The massive rises in the cost of new privately financed schools – obtained under the Freedom of Information Act – have contributed to the bill for the government’s flagship school rebuilding programme spiralling from £45bn to £55bn.

A pledge made five years ago by ministers, to be fulfilled by 2020, promised the “biggest school-building programme for generations”. The Building Schools for the Future (BSF) scheme would see the rebuilding or refurbishing of almost every secondary school in England.

However, new research reveals that authorities in the later stages of the scheme have seen costs rise by an average of 50% just to set up a school building deal. The costs include spending on outside consultants to develop building plans and draw up contracts before any deal is signed with a construction firm.

The 31 councils surveyed had originally expected to spend £122m on setting up their schemes, covering the period from advertising it in the European Union’s official journal to reaching financial close with a private consortium. However, they now anticipate spending £161m, or 32% more. Half of all councils admitted that they had already seen costs rise, with councils more than 18 months into the programme expecting to spend £36m more than the £78m they first budgeted, an increase of 46%.

Haringey council in north London spent £23.8m – the cost of a new school and nearly four times the government’s recommended amount – on consultants before any schools had been built. A spokeswoman for the council said the figure was so high because it was accounting for its costs “upfront”, while other authorities “hid” them by spreading them out over a longer period.

Critics have long claimed that BSF is too complex and imposes unnecessary delays and costs on councils.
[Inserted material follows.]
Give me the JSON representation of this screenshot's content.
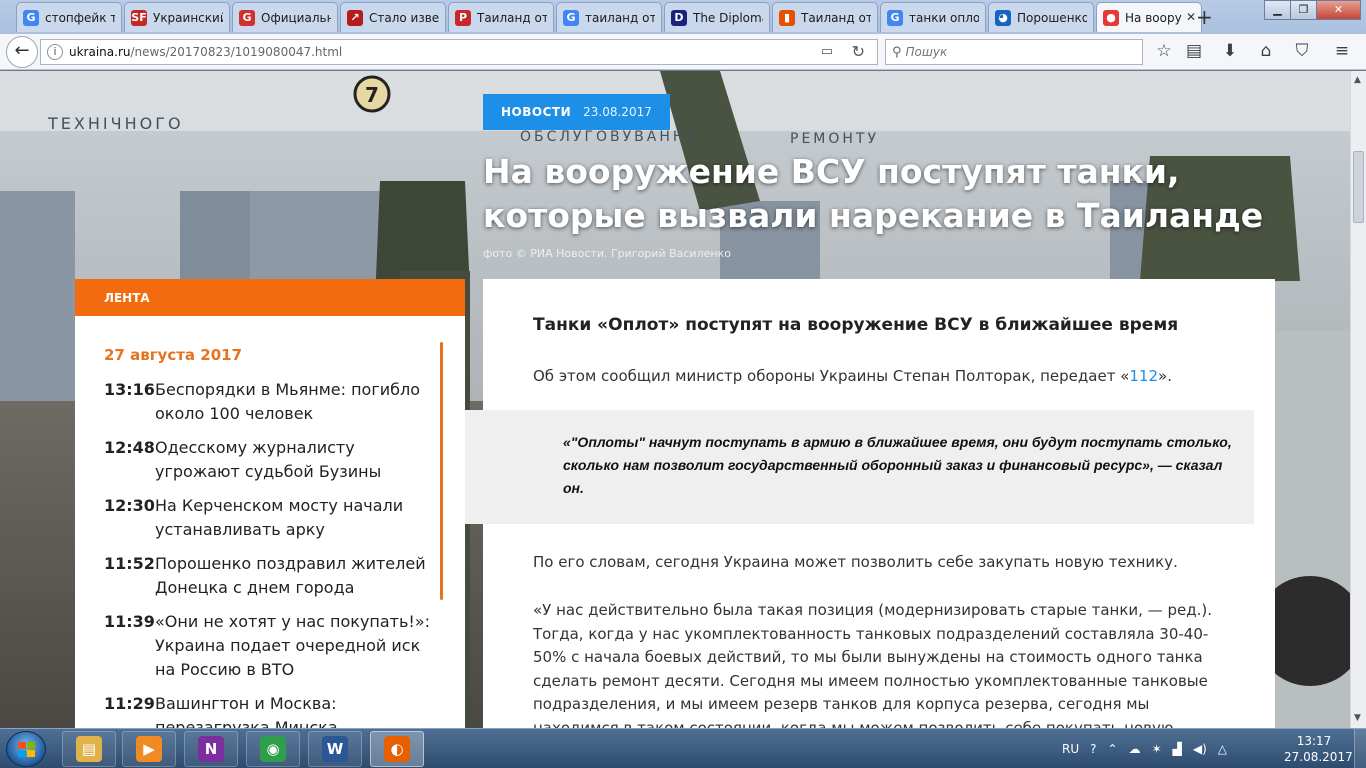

The programme began in 2004 with the aim of rebuilding half of all secondary schools, remodeling just over a third and refurbishing the rest. But just 42 of the planned 200 schools were rebuilt in the first four years of the scheme, putting it three years behind schedule.
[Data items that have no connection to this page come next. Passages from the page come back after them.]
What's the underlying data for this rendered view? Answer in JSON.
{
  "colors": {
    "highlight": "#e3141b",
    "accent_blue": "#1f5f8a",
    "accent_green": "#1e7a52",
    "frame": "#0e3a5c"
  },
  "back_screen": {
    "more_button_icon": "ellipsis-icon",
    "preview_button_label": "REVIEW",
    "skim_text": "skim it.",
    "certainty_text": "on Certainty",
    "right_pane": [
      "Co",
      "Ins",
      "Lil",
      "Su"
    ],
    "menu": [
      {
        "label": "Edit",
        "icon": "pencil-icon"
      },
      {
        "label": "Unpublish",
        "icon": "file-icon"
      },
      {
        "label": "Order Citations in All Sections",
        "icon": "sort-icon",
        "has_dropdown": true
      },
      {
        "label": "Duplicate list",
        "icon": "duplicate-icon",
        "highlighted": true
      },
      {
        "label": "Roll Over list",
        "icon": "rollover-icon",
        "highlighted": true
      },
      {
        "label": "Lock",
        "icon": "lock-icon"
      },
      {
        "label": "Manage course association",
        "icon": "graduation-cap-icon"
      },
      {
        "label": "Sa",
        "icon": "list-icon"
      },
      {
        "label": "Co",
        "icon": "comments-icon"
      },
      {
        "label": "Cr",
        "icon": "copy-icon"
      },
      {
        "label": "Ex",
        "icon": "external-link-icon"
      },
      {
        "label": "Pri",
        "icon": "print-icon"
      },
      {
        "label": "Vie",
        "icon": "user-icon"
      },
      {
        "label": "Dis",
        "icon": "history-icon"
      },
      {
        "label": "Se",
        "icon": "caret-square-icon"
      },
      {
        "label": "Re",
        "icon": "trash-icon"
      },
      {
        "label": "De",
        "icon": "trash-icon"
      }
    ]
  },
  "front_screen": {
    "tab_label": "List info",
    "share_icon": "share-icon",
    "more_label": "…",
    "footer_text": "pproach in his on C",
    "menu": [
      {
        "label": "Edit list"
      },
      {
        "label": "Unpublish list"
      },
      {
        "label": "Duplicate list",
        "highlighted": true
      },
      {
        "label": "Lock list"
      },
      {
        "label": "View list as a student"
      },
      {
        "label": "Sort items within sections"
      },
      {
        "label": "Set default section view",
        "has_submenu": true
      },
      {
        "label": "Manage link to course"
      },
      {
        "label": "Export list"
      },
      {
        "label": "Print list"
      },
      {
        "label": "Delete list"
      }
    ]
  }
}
The research by the PPP Bulletin reveals the extent of councils’ problems and raises fresh concerns over BSF. Ty Goddard, head of the British Council for School Environments, said the figures were “an important contribution to the debate about how we can sharpen up the process of investing in our schools.

“In fragile economic times, it is vital that we match this present government’s commitment to schools capital with an honesty and frankness about how the money is invested and some of the big challenges on the ground,” he said.

A spokeswoman for Partnerships for Schools, the agency in charge of BSF, said it was “looking at the issue of capacity within local government” and continued to share best practice and lessons learned.